ON THE LESSONS OUR LORD JESUS GIVES US IN HIS PRIVATE LIFE
Consider first, those words spoken by our Lord Jesus to his parents when they found him in the temple, in the midst of the doctors, hearing them, and asking them questions, Luke ii., 'Did you not know,' said he, 'that I must be about my Father's business? I came down from heaven, not to do my own will, but the will of him that sent me,' John iv. 38. This was his daily food during his mortal life. 'My meat,' said he, 'is to do the will of him that sent me,' John iv. 34. This then was the exercise of his private life which he spent in obscurity and retirement, under a poor carpenter's roof. He was all the while about the business of his Father. He was ever doing the will of his Father. All his thoughts, words, and actions were directed to his Father's glory. And this is the great lesson we are to learn from him in his private life. We all of us, like him, came into this world for nothing else but to do the will of God: we all of us ought to be ever about the business of our heavenly Father: all our thoughts, words, and actions ought to be directed to him. O let us study well this great lesson, which the Son of God employed so many years in teaching.

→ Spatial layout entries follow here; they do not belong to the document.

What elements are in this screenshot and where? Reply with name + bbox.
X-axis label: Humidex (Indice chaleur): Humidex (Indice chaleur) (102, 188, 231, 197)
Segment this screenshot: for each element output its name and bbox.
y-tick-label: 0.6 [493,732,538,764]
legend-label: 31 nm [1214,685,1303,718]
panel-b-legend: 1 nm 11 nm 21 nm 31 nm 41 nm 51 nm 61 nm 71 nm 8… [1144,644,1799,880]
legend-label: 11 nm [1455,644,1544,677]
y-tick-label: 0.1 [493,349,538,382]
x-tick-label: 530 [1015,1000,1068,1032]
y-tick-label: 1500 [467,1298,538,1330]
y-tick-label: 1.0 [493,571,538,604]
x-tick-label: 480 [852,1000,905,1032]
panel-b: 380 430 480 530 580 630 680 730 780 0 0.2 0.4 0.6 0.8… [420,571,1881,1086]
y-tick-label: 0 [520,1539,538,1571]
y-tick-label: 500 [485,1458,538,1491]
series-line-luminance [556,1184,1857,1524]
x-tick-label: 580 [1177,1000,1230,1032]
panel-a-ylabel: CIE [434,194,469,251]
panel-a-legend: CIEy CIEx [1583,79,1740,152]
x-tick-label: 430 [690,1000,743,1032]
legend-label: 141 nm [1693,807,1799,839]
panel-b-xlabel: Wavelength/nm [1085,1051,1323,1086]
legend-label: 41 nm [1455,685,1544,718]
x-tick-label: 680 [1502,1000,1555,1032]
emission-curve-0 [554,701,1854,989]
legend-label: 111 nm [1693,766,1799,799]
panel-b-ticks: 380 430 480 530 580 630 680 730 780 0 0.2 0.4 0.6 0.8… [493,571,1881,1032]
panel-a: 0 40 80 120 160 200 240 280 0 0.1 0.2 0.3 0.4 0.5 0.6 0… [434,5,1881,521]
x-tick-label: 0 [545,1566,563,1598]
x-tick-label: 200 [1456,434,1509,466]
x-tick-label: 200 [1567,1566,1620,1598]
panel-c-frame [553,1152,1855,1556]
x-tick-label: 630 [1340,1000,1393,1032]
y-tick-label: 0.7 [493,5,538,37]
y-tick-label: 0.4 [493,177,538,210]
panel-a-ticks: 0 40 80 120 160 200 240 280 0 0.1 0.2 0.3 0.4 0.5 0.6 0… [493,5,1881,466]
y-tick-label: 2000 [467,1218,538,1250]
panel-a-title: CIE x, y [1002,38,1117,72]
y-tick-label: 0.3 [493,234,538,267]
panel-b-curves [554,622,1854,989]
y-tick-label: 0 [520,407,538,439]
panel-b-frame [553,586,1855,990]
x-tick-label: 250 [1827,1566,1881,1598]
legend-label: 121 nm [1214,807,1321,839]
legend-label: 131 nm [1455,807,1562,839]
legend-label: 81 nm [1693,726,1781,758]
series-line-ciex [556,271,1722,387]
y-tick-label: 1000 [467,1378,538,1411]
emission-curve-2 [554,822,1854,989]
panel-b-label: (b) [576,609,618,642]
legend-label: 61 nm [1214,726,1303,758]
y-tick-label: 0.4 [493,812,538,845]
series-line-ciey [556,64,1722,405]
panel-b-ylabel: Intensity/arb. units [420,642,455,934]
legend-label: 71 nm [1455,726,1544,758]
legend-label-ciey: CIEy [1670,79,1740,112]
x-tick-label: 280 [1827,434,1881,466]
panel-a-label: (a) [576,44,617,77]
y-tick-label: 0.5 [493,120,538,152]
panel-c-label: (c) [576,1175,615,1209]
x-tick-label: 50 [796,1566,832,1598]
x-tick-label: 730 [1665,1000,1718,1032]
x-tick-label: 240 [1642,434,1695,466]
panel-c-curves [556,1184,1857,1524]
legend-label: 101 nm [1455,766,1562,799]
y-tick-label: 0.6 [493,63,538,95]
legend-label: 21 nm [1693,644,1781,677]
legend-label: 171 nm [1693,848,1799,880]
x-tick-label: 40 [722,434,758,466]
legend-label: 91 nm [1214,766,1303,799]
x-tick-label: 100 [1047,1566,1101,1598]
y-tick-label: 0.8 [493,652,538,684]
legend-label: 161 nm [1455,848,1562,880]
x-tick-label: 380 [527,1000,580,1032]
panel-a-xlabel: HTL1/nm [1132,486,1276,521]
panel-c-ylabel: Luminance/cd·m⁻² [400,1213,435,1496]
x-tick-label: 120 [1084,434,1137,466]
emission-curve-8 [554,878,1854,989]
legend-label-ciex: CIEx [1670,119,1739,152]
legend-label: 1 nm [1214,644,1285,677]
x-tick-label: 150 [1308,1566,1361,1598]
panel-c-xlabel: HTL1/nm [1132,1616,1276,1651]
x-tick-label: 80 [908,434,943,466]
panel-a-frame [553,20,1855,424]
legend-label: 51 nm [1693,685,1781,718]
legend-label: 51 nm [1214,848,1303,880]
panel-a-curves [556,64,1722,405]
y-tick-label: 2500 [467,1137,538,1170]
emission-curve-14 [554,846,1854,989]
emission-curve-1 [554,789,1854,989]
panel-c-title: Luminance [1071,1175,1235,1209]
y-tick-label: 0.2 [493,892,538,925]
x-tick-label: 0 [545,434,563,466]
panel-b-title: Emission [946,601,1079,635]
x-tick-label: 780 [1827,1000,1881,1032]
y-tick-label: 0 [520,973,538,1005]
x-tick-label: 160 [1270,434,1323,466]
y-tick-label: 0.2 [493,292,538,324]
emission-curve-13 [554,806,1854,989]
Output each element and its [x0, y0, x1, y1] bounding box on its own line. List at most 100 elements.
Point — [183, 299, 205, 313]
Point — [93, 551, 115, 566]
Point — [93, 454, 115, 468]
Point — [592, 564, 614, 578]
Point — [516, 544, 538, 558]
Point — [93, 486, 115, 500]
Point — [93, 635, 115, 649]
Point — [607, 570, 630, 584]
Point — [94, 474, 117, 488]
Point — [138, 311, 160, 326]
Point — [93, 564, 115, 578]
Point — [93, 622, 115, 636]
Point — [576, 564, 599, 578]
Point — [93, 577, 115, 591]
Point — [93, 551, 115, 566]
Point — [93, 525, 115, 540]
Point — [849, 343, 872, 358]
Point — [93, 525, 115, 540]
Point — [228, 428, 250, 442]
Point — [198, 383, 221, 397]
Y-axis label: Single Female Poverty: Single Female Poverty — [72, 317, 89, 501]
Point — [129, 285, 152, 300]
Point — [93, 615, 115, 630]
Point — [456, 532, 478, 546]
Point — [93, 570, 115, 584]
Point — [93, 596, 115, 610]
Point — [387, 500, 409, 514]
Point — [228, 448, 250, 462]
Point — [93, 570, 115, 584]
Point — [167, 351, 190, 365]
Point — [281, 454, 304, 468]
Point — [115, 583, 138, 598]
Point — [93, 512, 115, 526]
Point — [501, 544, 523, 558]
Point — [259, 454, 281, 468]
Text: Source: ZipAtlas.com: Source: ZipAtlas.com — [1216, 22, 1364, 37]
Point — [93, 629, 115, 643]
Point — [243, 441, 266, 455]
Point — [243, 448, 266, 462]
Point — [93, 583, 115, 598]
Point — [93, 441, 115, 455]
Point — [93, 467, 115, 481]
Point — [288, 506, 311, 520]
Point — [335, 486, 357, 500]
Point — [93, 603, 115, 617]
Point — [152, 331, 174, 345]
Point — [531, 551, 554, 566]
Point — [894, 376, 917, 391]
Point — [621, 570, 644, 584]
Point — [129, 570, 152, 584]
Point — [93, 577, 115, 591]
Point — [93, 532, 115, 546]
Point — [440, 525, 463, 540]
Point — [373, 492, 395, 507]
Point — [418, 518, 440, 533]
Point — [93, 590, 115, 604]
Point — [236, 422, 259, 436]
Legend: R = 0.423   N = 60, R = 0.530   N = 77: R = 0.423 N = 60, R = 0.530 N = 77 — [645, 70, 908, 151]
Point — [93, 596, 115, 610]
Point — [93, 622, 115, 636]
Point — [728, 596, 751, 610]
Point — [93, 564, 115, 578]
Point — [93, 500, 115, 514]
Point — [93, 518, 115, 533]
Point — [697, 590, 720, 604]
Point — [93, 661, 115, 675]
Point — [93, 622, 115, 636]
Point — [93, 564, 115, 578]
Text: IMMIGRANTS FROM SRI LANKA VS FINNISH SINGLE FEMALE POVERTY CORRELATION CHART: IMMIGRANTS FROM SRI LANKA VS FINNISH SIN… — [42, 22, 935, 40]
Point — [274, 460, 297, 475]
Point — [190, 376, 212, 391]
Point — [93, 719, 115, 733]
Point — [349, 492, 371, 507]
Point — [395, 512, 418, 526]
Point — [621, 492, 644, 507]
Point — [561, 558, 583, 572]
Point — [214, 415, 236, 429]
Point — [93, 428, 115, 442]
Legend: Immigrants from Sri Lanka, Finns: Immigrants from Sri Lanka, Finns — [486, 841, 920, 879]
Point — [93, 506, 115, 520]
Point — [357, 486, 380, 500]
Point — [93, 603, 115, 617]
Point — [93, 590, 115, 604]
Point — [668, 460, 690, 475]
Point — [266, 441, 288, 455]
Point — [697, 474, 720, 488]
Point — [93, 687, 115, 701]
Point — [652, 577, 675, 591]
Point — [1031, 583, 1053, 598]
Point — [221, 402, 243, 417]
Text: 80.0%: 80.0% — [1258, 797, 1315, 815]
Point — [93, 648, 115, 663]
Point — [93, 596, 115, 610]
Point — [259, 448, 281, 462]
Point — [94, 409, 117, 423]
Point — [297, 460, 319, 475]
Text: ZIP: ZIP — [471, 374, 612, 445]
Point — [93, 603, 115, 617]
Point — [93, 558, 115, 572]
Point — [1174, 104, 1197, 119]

Consider 2ndly, how 'he went down with Joseph and Mary to Nazareth, and was subject to them,' Luke ii. 51. O stand astonished, my soul, to see the Lord and Maker of heaven and earth submitting himself to his creatures, and obedient to them! O see how he serves them even in the meanest offices; how he works with his reputed father, at his mechanical trade. But with what modesty and silence, with what recollection and application of his soul to his heavenly Father by continual adoration, thanksgiving, oblation, and love, and by continual prayer and intercession for us! Christians, learn from this great example, to be ever humble, meek, and obedient. Learn to sanctify your ordinary employments, and even your common actions, by recollection and mental prayer. Learn that even the highest perfection may be found in the exercise of the lowest and meanest offices, if in these the soul does but take care to keep close to her God, and to embrace him by love.
Consider 3rdly, what is written of our Lord with relation to this private part of his life: that 'Jesus increased in wisdom, and age, and grace with God and men,' Luke ii. 52. Our Lord, who from the first moment of his conception was full of all heavenly wisdom and divine grace, was pleased in proportion to his advancing in age, to show forth every day more and more, in his words and actions, the admirable treasures of wisdom and grace that were hidden in the soul, to teach us to make a continual progress in the way to God; and to advance every day by large steps, from virtue to virtue, till we come 'unto a perfect man, unto the measure of the age of the fulness of Christ,' Eph. iv. 13. Christians, do we seriously apply ourselves to learn this excellent lesson? What progress have we hitherto made, after so many years pretending to walk after Jesus Christ in the way of virtue? have we not for the most part rather gone backward than forward? O let us now at least, begin to be in earnest.
Conclude to learn of our Saviour all those lessons which he desires to teach us in his private life, particularly these three: 1, To be ever about the business of our Father; 1, To be ever submissive and obedient to his vicegerents; and 3, To be ever making the best of our way to him.